In contrast, recent diagnoses for progressive neurological disease (including dementia) were predictive of higher contact counts. Mode of arrival is a known predictor of disease severity and health outcomes. Here, it was apparent that private transport was linked to fewer healthcare inputs in the hospital, while arrival via ambulance indicated higher contacts. Attendance to RIE was likely to influence lower overall contacts, while attendance to SJH was likely to influence higher than average contacts, particularly when staying in hospital for more than 48 h. Among the lab tests, C-reactive protein (CRP), Urea and Creatine Kinase (CK) were the most prominent predictors. In this case, elevated CK or CRP (as a result of tissue damage or inflammation), or elevated urea levels (as often seen in dehydration) were associated with having more healthcare contacts.
Discussion
We have described the clinical utility of an ML approach for predicting in-hospital healthcare contacts for patients from the point of ED attendance, developed entirely using routinely entered data. Forecasting for future healthcare contacts was feasible but had limited precision at the point of ED arrival, reaching moderate performance within 72 h of admission. Model agreement across care contact levels was limited, but certainty was greatest for those receiving the most care contacts. There was a notable generalisation gap across hospital sites, as the error rate was lower across timepoints in SJH, compared to RIE and WGH. The secondary models had excellent discrimination ability for in-hospital death and requirement for older adult specialist and rehabilitation services. Within 24 h of admission, 9 out of 10 individuals within the top decile of risk for requiring rehabilitation were correctly captured. We developed models for predicting flexible endpoints of in-hospital activity, covering relevant ageing, frailty and multimorbidity predictors captured during and before hospital admission. This identified the potentially hidden predictive utility of routine nursing risk assessments and blood tests measured at the critical points of patient movement through hospital and emergency services. Our approach demonstrates the potential of healthcare contacts forecasting while acknowledging the current limitations in routine healthcare data for care pathway optimisation, with the future aim to move from queue-based resource allocation to person-centred, data-driven approaches and reduce delays to accessing specialist care.

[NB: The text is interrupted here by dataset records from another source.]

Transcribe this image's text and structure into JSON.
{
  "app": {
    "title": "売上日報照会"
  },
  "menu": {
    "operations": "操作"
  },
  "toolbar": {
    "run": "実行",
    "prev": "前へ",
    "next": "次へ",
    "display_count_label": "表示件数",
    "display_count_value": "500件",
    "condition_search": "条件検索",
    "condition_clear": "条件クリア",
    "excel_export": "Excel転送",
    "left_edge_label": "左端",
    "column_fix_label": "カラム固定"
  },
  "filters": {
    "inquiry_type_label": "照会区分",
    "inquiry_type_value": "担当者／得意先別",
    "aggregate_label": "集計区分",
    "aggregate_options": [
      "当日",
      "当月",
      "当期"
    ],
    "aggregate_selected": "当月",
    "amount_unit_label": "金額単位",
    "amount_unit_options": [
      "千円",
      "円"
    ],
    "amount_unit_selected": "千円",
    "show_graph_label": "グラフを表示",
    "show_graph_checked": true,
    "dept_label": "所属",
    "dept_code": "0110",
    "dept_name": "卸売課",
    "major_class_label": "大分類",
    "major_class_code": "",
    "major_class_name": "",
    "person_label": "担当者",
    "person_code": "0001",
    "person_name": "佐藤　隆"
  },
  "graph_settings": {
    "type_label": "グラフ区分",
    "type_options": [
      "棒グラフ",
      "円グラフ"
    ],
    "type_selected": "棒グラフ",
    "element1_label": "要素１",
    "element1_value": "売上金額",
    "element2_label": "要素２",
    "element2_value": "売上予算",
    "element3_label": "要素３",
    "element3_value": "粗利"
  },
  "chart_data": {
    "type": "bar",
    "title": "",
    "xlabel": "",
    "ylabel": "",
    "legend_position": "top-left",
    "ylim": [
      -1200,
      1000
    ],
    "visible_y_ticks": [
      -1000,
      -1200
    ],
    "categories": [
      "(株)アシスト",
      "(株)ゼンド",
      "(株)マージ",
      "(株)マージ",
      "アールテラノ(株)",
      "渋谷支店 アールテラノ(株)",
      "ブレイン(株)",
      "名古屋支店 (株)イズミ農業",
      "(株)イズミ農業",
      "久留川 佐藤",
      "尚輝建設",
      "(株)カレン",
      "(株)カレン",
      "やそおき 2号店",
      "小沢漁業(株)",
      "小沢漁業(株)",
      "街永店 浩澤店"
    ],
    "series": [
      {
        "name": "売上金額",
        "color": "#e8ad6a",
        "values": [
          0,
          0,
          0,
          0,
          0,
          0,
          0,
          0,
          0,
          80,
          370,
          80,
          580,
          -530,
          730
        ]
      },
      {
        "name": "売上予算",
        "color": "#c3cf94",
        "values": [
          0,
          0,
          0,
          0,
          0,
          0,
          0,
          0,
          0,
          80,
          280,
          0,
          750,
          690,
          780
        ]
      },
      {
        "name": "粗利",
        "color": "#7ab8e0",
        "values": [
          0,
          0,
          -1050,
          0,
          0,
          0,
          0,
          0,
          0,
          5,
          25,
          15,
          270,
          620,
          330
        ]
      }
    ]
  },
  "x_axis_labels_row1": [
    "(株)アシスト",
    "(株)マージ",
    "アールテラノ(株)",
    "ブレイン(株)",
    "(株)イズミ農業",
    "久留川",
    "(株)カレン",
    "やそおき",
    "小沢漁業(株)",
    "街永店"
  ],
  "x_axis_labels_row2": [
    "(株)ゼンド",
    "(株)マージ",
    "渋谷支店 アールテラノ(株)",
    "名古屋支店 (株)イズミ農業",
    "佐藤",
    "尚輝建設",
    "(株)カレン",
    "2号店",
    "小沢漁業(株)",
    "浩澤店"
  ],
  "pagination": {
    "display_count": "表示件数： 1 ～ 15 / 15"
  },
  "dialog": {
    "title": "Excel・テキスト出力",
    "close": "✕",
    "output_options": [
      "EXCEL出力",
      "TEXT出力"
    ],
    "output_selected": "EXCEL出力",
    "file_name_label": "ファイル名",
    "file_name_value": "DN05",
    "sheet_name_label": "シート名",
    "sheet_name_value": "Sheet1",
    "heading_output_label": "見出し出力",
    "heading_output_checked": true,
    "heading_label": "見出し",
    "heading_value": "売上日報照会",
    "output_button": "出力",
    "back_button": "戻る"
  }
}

Age, mode of ED arrival, nursing assessments (pressure damage and delirium risk) and laboratory tests (infection, tissue damage and dehydration) were among the top indicators of received healthcare contacts. This reflects a combination of chronic determinants of received healthcare and potential surrogates of acute illness. The Waterlow skin health score was the most prominent predictor for fewer contacts after 24 h of admission. A high risk of pressure ulceration often indicates underlying frailty and a limited functional baseline prior to the acute illness precipitating hospitalisation. While increasing nursing attention is clearly indicated, there may be limited scope for rehabilitation contacts in this population, as there may be no goal to regain or improve mobility. Delirium, a form of acute cognitive decline, was also associated with reduced contacts. This contrasted with dementia, where higher interactions were documented. This distinction between acute and chronic cognitive impairment is clinically meaningful, with patients suffering from delirium often unable to participate in rehabilitation until the acute driver for this condition settles. There may also be some competing risk here, given the high association between delirium and mortality, effectively reducing observed inpatient contacts in this group18.
Importantly, the lack of documentation for pressure ulcer, delirium and mobility assessments was also predictive of more received contacts later in the pathway. This may be a signal of gaps in care coordination, increasing the likelihood of triggering further clinical reviews. For delirium, it is well-known that underreporting and underdiagnosis in hospital practice can lead to high rates of complications and subsequent adverse events19. Missing mobility or skin integrity assessments can also delay necessary repositioning interventions20, including pain control and wound management, directly contributing to unmet physical needs.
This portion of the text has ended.